Women's group eyes tribute to suffrage

Apr. 25—The League of Women Voters of the Lewis Clark Valley is raising money to place a kiosk in the Lewiston Community Park celebrating the 19th Amendment and the women's suffrage movement.

Cheryl Tousley of the League of Women Voters said that, along with a kiosk, the group is planning to have three trees, a bench and a waste receptacle. The display is planned to be finished in August to coincide with the 103rd anniversary of the passing of the 19th Amendment, but fundraising is taking place now.

The estimated cost for the kiosk is $1,500, plus $1,200 for the bench, $350 for the waste receptacle and $300 apiece for the trees. A donation of $500 or more will give the donor a naming opportunity at the site, according to the League of Women Voters fundraising letter.

Those who want to donate can contact the Lewis Clark Credit Union at 800-919-2872 and donate to the League Legacy Tree Fund Account No. 16828. Checks can also be made out to the League of Women Voters of the Lewis Clark Valley, P.O. Box 178, Lewiston, ID 83501.

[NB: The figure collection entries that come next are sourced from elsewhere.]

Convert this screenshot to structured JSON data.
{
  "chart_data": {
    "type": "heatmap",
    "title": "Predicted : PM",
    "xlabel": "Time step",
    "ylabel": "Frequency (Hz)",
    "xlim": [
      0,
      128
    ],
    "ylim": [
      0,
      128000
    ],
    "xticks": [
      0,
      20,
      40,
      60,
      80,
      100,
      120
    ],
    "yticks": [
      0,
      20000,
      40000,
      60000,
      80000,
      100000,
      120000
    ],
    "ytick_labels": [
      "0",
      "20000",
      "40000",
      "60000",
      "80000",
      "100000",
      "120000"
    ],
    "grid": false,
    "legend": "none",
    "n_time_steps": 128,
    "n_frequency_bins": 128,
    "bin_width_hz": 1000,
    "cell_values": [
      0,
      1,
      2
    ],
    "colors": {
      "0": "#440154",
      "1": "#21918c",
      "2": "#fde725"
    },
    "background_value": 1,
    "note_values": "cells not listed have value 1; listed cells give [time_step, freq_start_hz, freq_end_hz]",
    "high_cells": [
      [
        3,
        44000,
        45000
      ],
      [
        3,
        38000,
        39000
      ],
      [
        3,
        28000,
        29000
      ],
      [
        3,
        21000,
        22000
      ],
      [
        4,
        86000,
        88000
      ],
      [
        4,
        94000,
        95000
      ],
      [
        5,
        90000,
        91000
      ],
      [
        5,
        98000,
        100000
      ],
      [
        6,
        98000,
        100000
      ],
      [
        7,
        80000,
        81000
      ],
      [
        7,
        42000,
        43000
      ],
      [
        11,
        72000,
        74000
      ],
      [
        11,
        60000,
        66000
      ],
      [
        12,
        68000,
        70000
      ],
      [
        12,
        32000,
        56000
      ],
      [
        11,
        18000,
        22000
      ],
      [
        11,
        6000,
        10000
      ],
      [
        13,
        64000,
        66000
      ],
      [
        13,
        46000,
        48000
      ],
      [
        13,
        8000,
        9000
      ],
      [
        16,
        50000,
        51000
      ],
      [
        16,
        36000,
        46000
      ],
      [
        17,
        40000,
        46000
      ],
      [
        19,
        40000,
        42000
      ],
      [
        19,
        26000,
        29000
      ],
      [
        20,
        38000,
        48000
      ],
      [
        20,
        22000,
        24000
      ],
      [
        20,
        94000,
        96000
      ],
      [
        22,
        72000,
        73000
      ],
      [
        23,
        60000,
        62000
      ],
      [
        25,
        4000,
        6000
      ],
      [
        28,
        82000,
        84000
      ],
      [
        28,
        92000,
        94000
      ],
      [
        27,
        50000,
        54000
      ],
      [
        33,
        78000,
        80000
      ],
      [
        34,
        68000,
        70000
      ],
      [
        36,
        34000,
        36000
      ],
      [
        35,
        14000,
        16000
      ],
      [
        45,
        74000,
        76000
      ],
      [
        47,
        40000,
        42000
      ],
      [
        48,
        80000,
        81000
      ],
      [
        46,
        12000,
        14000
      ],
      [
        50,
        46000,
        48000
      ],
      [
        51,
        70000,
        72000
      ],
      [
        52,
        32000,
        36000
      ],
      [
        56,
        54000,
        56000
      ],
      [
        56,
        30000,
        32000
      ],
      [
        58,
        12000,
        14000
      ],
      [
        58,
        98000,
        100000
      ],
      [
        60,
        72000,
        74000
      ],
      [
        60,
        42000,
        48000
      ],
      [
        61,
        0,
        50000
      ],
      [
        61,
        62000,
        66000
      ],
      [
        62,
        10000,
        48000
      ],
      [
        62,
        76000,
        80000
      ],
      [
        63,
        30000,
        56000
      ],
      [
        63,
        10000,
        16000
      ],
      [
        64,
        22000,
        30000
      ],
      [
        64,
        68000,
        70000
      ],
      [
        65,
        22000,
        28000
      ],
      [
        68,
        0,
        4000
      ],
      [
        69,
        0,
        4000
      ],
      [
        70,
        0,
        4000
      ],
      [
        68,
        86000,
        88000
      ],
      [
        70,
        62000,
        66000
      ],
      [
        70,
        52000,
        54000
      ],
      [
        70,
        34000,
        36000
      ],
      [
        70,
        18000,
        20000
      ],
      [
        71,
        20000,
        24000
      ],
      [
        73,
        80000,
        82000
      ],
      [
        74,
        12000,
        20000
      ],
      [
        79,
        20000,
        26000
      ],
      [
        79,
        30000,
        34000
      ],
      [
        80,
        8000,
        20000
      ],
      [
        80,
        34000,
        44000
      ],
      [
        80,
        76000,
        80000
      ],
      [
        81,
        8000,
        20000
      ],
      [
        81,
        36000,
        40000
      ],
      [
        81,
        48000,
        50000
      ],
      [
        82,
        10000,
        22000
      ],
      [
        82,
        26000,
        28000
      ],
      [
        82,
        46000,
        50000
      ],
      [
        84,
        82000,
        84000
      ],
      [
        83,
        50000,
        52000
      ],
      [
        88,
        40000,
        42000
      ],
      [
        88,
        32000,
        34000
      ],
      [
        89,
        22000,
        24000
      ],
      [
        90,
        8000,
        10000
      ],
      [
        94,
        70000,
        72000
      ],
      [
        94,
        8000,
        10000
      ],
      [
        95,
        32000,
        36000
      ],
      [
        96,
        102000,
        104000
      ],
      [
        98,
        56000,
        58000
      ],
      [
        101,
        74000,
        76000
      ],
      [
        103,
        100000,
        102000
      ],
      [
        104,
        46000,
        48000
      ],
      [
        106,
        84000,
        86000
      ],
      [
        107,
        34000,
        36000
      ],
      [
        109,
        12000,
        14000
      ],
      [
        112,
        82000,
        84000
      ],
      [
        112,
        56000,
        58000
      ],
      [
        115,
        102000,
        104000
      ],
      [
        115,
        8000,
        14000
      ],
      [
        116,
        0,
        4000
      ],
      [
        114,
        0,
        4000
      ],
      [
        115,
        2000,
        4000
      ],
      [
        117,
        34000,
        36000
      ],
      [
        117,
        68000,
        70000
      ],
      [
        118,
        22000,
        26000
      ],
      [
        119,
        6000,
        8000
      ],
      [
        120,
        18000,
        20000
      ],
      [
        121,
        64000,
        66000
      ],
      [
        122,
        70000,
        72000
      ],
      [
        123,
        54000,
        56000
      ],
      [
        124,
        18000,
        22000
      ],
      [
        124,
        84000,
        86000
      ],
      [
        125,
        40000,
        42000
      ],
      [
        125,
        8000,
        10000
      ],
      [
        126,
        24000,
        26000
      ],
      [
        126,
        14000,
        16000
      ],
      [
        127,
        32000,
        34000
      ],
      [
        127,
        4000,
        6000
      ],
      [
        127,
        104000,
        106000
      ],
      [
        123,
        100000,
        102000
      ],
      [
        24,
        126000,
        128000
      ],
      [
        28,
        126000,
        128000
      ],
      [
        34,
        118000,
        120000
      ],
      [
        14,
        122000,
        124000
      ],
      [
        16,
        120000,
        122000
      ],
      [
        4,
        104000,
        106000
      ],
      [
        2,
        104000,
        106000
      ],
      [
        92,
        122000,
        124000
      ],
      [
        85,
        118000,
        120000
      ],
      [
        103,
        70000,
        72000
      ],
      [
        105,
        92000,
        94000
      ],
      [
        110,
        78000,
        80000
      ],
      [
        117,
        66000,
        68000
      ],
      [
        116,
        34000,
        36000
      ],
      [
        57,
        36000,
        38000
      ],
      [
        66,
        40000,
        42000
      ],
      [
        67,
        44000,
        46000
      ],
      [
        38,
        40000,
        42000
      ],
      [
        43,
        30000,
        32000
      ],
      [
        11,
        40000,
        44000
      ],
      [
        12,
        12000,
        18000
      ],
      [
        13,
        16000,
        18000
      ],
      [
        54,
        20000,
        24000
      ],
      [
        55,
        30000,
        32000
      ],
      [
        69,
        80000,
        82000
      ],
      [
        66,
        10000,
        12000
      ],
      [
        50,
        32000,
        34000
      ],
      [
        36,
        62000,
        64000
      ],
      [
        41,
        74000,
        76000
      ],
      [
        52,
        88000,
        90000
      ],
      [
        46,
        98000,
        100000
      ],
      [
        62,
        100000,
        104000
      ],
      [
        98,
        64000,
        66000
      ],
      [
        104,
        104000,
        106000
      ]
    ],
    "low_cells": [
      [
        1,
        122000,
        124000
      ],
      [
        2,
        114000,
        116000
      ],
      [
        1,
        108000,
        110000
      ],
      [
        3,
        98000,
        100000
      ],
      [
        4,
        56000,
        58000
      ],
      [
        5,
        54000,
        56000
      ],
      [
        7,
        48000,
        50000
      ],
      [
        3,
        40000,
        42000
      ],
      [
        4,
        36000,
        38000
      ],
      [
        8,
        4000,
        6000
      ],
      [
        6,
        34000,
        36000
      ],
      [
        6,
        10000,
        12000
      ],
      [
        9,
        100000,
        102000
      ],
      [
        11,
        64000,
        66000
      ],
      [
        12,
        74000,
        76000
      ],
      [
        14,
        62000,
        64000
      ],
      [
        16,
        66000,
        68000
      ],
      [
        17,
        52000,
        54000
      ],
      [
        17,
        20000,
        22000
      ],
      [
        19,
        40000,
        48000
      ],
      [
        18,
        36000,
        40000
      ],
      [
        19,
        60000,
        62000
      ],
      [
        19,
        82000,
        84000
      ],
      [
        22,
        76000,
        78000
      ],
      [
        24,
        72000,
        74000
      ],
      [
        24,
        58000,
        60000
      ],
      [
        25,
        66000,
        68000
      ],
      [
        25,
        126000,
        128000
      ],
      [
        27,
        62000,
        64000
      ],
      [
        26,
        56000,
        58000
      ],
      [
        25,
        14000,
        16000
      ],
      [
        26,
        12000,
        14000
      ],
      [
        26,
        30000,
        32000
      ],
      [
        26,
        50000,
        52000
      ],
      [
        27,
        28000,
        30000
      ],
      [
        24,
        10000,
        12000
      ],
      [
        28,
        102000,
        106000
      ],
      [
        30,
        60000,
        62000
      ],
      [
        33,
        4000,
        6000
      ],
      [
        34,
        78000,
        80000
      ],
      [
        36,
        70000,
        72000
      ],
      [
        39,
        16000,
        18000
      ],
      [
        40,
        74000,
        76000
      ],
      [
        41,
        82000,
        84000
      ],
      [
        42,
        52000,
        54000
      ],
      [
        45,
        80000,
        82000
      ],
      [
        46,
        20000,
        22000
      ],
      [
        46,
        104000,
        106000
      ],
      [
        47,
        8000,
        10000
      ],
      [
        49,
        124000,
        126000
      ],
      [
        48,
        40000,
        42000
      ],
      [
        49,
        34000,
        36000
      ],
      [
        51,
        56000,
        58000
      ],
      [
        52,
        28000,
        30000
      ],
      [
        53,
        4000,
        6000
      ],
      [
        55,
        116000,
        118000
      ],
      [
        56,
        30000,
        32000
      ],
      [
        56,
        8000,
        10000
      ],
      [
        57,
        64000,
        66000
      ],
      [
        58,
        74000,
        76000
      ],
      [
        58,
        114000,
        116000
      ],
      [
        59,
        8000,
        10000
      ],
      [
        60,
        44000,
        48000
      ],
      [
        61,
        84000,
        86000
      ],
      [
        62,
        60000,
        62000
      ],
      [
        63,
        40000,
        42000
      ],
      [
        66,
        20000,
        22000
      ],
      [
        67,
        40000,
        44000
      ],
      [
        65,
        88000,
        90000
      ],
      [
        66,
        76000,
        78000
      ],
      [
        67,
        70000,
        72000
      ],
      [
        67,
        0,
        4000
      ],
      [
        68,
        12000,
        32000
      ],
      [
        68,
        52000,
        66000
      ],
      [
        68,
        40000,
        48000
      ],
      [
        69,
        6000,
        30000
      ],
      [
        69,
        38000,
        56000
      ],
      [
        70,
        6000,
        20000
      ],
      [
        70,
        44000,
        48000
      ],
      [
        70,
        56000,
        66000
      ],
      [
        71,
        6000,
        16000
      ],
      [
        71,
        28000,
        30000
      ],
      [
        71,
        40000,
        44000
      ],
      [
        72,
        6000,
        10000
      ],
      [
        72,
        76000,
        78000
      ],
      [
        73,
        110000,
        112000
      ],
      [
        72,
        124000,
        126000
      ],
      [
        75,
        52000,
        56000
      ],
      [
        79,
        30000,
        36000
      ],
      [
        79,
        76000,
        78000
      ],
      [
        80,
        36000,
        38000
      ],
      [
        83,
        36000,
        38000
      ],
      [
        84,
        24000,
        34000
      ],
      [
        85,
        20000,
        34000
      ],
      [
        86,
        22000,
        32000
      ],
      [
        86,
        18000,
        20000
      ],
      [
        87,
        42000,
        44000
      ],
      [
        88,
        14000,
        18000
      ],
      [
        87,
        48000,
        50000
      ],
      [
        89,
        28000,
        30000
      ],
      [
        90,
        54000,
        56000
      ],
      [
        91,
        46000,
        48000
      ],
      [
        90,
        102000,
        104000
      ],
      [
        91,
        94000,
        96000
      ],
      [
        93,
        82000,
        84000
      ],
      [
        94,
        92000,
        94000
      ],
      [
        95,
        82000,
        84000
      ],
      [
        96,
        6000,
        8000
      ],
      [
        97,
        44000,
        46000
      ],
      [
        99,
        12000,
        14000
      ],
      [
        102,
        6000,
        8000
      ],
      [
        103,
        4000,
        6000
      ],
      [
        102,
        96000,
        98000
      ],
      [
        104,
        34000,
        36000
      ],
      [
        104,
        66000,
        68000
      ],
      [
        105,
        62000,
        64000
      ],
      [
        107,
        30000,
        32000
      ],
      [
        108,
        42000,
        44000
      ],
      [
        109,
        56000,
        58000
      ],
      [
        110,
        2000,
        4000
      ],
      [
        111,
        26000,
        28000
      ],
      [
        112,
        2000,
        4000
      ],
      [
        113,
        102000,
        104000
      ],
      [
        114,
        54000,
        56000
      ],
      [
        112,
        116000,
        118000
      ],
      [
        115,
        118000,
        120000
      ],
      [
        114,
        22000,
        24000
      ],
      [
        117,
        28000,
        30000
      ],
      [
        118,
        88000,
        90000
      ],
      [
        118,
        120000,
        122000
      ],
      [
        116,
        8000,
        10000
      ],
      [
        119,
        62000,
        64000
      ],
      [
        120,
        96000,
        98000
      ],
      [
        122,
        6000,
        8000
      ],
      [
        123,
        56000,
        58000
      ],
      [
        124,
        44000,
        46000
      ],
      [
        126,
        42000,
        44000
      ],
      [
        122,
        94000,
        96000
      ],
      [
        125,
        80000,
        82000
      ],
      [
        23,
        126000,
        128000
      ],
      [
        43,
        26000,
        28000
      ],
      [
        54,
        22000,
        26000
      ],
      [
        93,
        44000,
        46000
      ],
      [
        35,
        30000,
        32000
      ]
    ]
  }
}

The display not only recognizes the national movement but also local women who participated, Tousley said. The organization wanted the kiosk to include more information, so it will have a QR code people can scan on their phones to take people to a website that has more information on the local women involved in the suffrage movement.

The title of the kiosk is "Pioneering for Women's Rights," and will include the wording of the 19th Amendment, which was passed in August 1920. Although women fought for the right to vote for almost half a century, the kiosk display states that women in the American West led the way because many Western states passed suffrage laws, including Idaho in 1896. But there was still a demand to turn the right to vote for women into a federal amendment.

"A new generation of suffragists took over the fight, and the strategies changed. Women began to demand suffrage. They were jailed for it. Women were attacked for it," the display information is planned to state. "Women struggled and fought for it, in a struggle that ultimately culminated in the successful ratification of the 19th Amendment in 1920. And yet...WE CAN'T REST."

Tousley said it's important to remember the past and what women achieved so "things don't go backward."